Аруйс не ложилась, она сидела у стола и штопала его носки. Арташес снял с себя мокрый пиджак, повесил на вешалку, спиной чувствуя пристальный взгляд жены. Непонятная сила этого взгляда вынуждала его повернуться. Он с трудом сопротивлялся ей. И все же, не выдержав, уголком глаза посмотрел на жену. Она отставила штопку, и теперь руки ее бессильно лежали на коленях, пальцы машинально теребили недоштопанный носок. Под желтым светом керосиновой лампы на щеках ее блестели две влажные борозды. Вот сейчас бы неожиданно повернуться и застать ее врасплох!.. Аруйс, словно прочитав его мысли, быстро стерла слезы кончиками пальцев. Арташес нахмурился: самое невыносимое было то, что слезы эти искренние, но почему-то (почему? какая дьявольская сила мешает?) он не может подойти к ней, сказать: это ли не доказательство тому, что я дорог тебе, а ты — мне? Зачем же мы мучаем друг друга? Нет, нельзя: повернись он — слезы мгновенно высохнут, исчезнет нежность, останется одно ожесточение.

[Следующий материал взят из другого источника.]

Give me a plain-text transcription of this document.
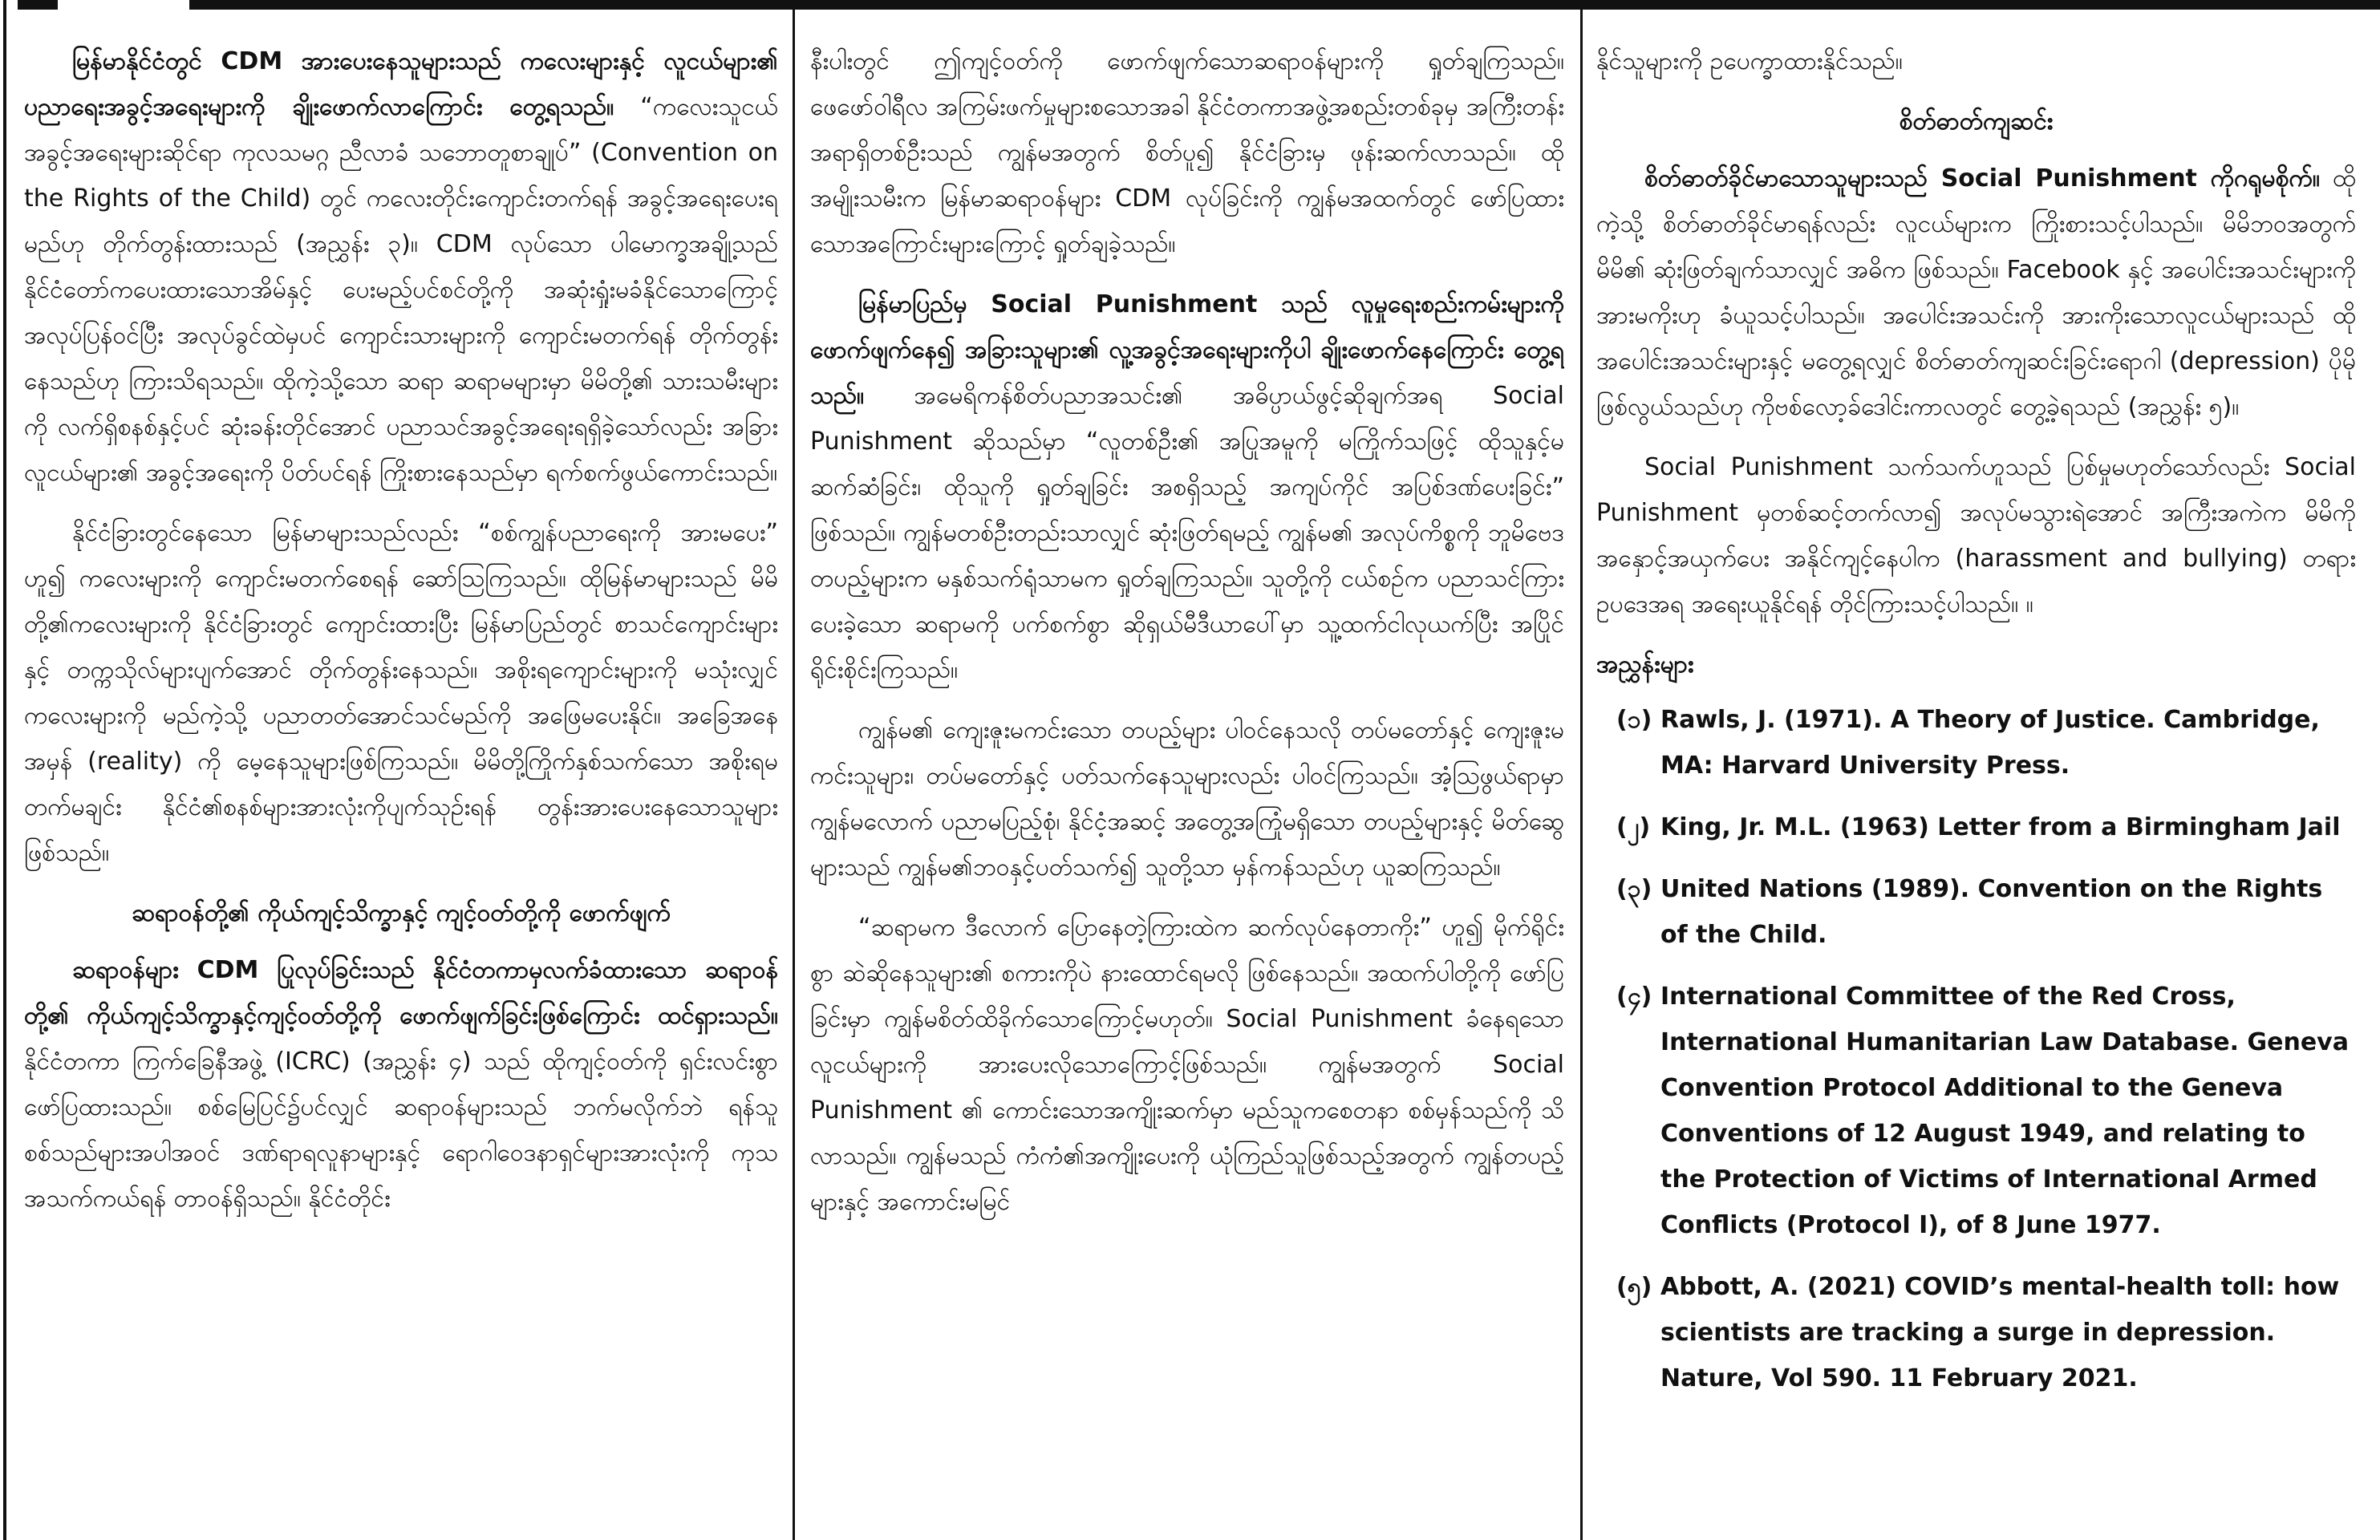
မြန်မာနိုင်ငံတွင် CDM အားပေးနေသူများသည် ကလေးများနှင့် လူငယ်များ၏ ပညာရေးအခွင့်အရေးများကို ချိုးဖောက်လာကြောင်း တွေ့ရသည်။ “ကလေးသူငယ်အခွင့်အရေးများဆိုင်ရာ ကုလသမဂ္ဂ ညီလာခံ သဘောတူစာချုပ်” (Convention on the Rights of the Child) တွင် ကလေးတိုင်းကျောင်းတက်ရန် အခွင့်အရေးပေးရမည်ဟု တိုက်တွန်းထားသည် (အညွှန်း ၃)။ CDM လုပ်သော ပါမောက္ခအချို့သည် နိုင်ငံတော်ကပေးထားသောအိမ်နှင့် ပေးမည့်ပင်စင်တို့ကို အဆုံးရှုံးမခံနိုင်သောကြောင့် အလုပ်ပြန်ဝင်ပြီး အလုပ်ခွင်ထဲမှပင် ကျောင်းသားများကို ကျောင်းမတက်ရန် တိုက်တွန်းနေသည်ဟု ကြားသိရသည်။ ထိုကဲ့သို့သော ဆရာ ဆရာမများမှာ မိမိတို့၏ သားသမီးများကို လက်ရှိစနစ်နှင့်ပင် ဆုံးခန်းတိုင်အောင် ပညာသင်အခွင့်အရေးရရှိခဲ့သော်လည်း အခြားလူငယ်များ၏ အခွင့်အရေးကို ပိတ်ပင်ရန် ကြိုးစားနေသည်မှာ ရက်စက်ဖွယ်ကောင်းသည်။

နိုင်ငံခြားတွင်နေသော မြန်မာများသည်လည်း “စစ်ကျွန်ပညာရေးကို အားမပေး” ဟူ၍ ကလေးများကို ကျောင်းမတက်စေရန် ဆော်ဩကြသည်။ ထိုမြန်မာများသည် မိမိတို့၏ကလေးများကို နိုင်ငံခြားတွင် ကျောင်းထားပြီး မြန်မာပြည်တွင် စာသင်ကျောင်းများနှင့် တက္ကသိုလ်များပျက်အောင် တိုက်တွန်းနေသည်။ အစိုးရကျောင်းများကို မသုံးလျှင် ကလေးများကို မည်ကဲ့သို့ ပညာတတ်အောင်သင်မည်ကို အဖြေမပေးနိုင်။ အခြေအနေအမှန် (reality) ကို မေ့နေသူများဖြစ်ကြသည်။ မိမိတို့ကြိုက်နှစ်သက်သော အစိုးရမတက်မချင်း နိုင်ငံ၏စနစ်များအားလုံးကိုပျက်သုဉ်းရန် တွန်းအားပေးနေသောသူများ ဖြစ်သည်။

ဆရာဝန်တို့၏ ကိုယ်ကျင့်သိက္ခာနှင့် ကျင့်ဝတ်တို့ကို ဖောက်ဖျက်

ဆရာဝန်များ CDM ပြုလုပ်ခြင်းသည် နိုင်ငံတကာမှလက်ခံထားသော ဆရာဝန်တို့၏ ကိုယ်ကျင့်သိက္ခာနှင့်ကျင့်ဝတ်တို့ကို ဖောက်ဖျက်ခြင်းဖြစ်ကြောင်း ထင်ရှားသည်။ နိုင်ငံတကာ ကြက်ခြေနီအဖွဲ့ (ICRC) (အညွှန်း ၄) သည် ထိုကျင့်ဝတ်ကို ရှင်းလင်းစွာ ဖော်ပြထားသည်။ စစ်မြေပြင်၌ပင်လျှင် ဆရာဝန်များသည် ဘက်မလိုက်ဘဲ ရန်သူစစ်သည်များအပါအဝင် ဒဏ်ရာရလူနာများနှင့် ရောဂါဝေဒနာရှင်များအားလုံးကို ကုသအသက်ကယ်ရန် တာဝန်ရှိသည်။ နိုင်ငံတိုင်း

နီးပါးတွင် ဤကျင့်ဝတ်ကို ဖောက်ဖျက်သောဆရာဝန်များကို ရှုတ်ချကြသည်။ ဖေဖော်ဝါရီလ အကြမ်းဖက်မှုများစသောအခါ နိုင်ငံတကာအဖွဲ့အစည်းတစ်ခုမှ အကြီးတန်းအရာရှိတစ်ဦးသည် ကျွန်မအတွက် စိတ်ပူ၍ နိုင်ငံခြားမှ ဖုန်းဆက်လာသည်။ ထိုအမျိုးသမီးက မြန်မာဆရာဝန်များ CDM လုပ်ခြင်းကို ကျွန်မအထက်တွင် ဖော်ပြထားသောအကြောင်းများကြောင့် ရှုတ်ချခဲ့သည်။

မြန်မာပြည်မှ Social Punishment သည် လူမှုရေးစည်းကမ်းများကို ဖောက်ဖျက်နေ၍ အခြားသူများ၏ လူ့အခွင့်အရေးများကိုပါ ချိုးဖောက်နေကြောင်း တွေ့ရသည်။ အမေရိကန်စိတ်ပညာအသင်း၏ အဓိပ္ပာယ်ဖွင့်ဆိုချက်အရ Social Punishment ဆိုသည်မှာ “လူတစ်ဦး၏ အပြုအမူကို မကြိုက်သဖြင့် ထိုသူနှင့်မဆက်ဆံခြင်း၊ ထိုသူကို ရှုတ်ချခြင်း အစရှိသည့် အကျပ်ကိုင် အပြစ်ဒဏ်ပေးခြင်း” ဖြစ်သည်။ ကျွန်မတစ်ဦးတည်းသာလျှင် ဆုံးဖြတ်ရမည့် ကျွန်မ၏ အလုပ်ကိစ္စကို ဘူမိဗေဒတပည့်များက မနှစ်သက်ရုံသာမက ရှုတ်ချကြသည်။ သူတို့ကို ငယ်စဉ်က ပညာသင်ကြားပေးခဲ့သော ဆရာမကို ပက်စက်စွာ ဆိုရှယ်မီဒီယာပေါ်မှာ သူ့ထက်ငါလုယက်ပြီး အပြိုင်ရိုင်းစိုင်းကြသည်။

ကျွန်မ၏ ကျေးဇူးမကင်းသော တပည့်များ ပါဝင်နေသလို တပ်မတော်နှင့် ကျေးဇူးမကင်းသူများ၊ တပ်မတော်နှင့် ပတ်သက်နေသူများလည်း ပါဝင်ကြသည်။ အံ့ဩဖွယ်ရာမှာ ကျွန်မလောက် ပညာမပြည့်စုံ၊ နိုင်ငံ့အဆင့် အတွေ့အကြုံမရှိသော တပည့်များနှင့် မိတ်ဆွေများသည် ကျွန်မ၏ဘဝနှင့်ပတ်သက်၍ သူတို့သာ မှန်ကန်သည်ဟု ယူဆကြသည်။

“ဆရာမက ဒီလောက် ပြောနေတဲ့ကြားထဲက ဆက်လုပ်နေတာကိုး” ဟူ၍ မိုက်ရိုင်းစွာ ဆဲဆိုနေသူများ၏ စကားကိုပဲ နားထောင်ရမလို ဖြစ်နေသည်။ အထက်ပါတို့ကို ဖော်ပြခြင်းမှာ ကျွန်မစိတ်ထိခိုက်သောကြောင့်မဟုတ်။ Social Punishment ခံနေရသော လူငယ်များကို အားပေးလိုသောကြောင့်ဖြစ်သည်။ ကျွန်မအတွက် Social Punishment ၏ ကောင်းသောအကျိုးဆက်မှာ မည်သူကစေတနာ စစ်မှန်သည်ကို သိလာသည်။ ကျွန်မသည် ကံကံ၏အကျိုးပေးကို ယုံကြည်သူဖြစ်သည့်အတွက် ကျွန်တပည့်များနှင့် အကောင်းမမြင်

နိုင်သူများကို ဥပေက္ခာထားနိုင်သည်။

စိတ်ဓာတ်ကျဆင်း

စိတ်ဓာတ်ခိုင်မာသောသူများသည် Social Punishment ကိုဂရုမစိုက်။ ထိုကဲ့သို့ စိတ်ဓာတ်ခိုင်မာရန်လည်း လူငယ်များက ကြိုးစားသင့်ပါသည်။ မိမိဘဝအတွက် မိမိ၏ ဆုံးဖြတ်ချက်သာလျှင် အဓိက ဖြစ်သည်။ Facebook နှင့် အပေါင်းအသင်းများကို အားမကိုးဟု ခံယူသင့်ပါသည်။ အပေါင်းအသင်းကို အားကိုးသောလူငယ်များသည် ထိုအပေါင်းအသင်းများနှင့် မတွေ့ရလျှင် စိတ်ဓာတ်ကျဆင်းခြင်းရောဂါ (depression) ပိုမိုဖြစ်လွယ်သည်ဟု ကိုဗစ်လော့ခ်ဒေါင်းကာလတွင် တွေ့ခဲ့ရသည် (အညွှန်း ၅)။

Social Punishment သက်သက်ဟူသည် ပြစ်မှုမဟုတ်သော်လည်း Social Punishment မှတစ်ဆင့်တက်လာ၍ အလုပ်မသွားရဲအောင် အကြီးအကဲက မိမိကို အနှောင့်အယှက်ပေး အနိုင်ကျင့်နေပါက (harassment and bullying) တရားဥပဒေအရ အရေးယူနိုင်ရန် တိုင်ကြားသင့်ပါသည်။ ။

အညွှန်းများ
(၁) Rawls, J. (1971). A Theory of Justice. Cambridge, MA: Harvard University Press.
(၂) King, Jr. M.L. (1963) Letter from a Birmingham Jail
(၃) United Nations (1989). Convention on the Rights of the Child.
(၄) International Committee of the Red Cross, International Humanitarian Law Database. Geneva Convention Protocol Additional to the Geneva Conventions of 12 August 1949, and relating to the Protection of Victims of International Armed Conflicts (Protocol I), of 8 June 1977.
(၅) Abbott, A. (2021) COVID’s mental-health toll: how scientists are tracking a surge in depression. Nature, Vol 590. 11 February 2021.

— Ну и погода! — сказал Арташес с наигранным оживлением в голосе и подошел к шкафу, приглаживая мокрые волосы. Раскрыл дверцы. На деревянном, домашней выделки, подносе лежала стопка свежеиспеченного хлеба. Арташес взял один хлебец, разломил, достал из глиняной банки кусок сыра. Откусил большой кус хлеба с сыром, чтобы при необходимости долго жевать, обдумывая слова. И пошел к столу.
Аруйс встала было: «Есть же обед, я тебе подам…» Но Арташес легонько надавил ей на плечо.
— Не надо, есть мне не хочется. Ты почему не спишь?
— Не спится что-то, — вздохнула она. — Ну, что тебе в районе сказали?
— Велели покаяться, — усмехнулся он.
— В чем? — она на этот раз посмотрела на него прямо. И не убирала его руки со своего плеча.
— Не знаю. — Он тоже не убирал руки, словно забыв. — Они тоже не знают. Но говорят, что покаяться надо непременно.
— И ты покаялся?
«Любопытно, хотела бы она видеть меня кающимся? Вероятно, да: она чувствовала бы некоторое удовлетворение. Чисто женское, конечно. А вообще-то, наверно, не очень…»
Он ответил уклончиво:
— Они хотят созвать бюро и там… Все зависит от того, как пойдет разговор…
Она вдруг наклонила голову и потерлась щекой о его руку. Он стиснул ее плечо — теплое, податливое, каждая ямочка на котором была знакома и дорога ему. Но в ее коротком порыве не было той нежности, о которой он мечтал уже давно. Так, еще не прошедший страх от вести о сорвавшемся в пропасть грузовике… Не больше.
— Тебе спать не хочется? — спросил он.
— Хочется. Ты ложись, я сейчас закончу и тоже приду.
Он раскрыл постель и лег. Вскоре Аруйс погасила свет и стала тоже раздеваться. В темноте смутно белело ее тело, и казалось, от него исходит едва заметное сияние. Она пошла было к своей кровати, но он сказал:
— Иди, полежи немного со мной.
И увидел, как она сперва подумала, потом медленно повернулась и пошла к нему.
Он тут же пожалел, что позвал ее.
10
Через неделю в кабинете Арташеса зазвонил телефон. Все тот же Габриелян на другом конце провода довольно миролюбивым голосом сказал:
— Арташес, привет! Ну как, ты уже выбросил камни из подола?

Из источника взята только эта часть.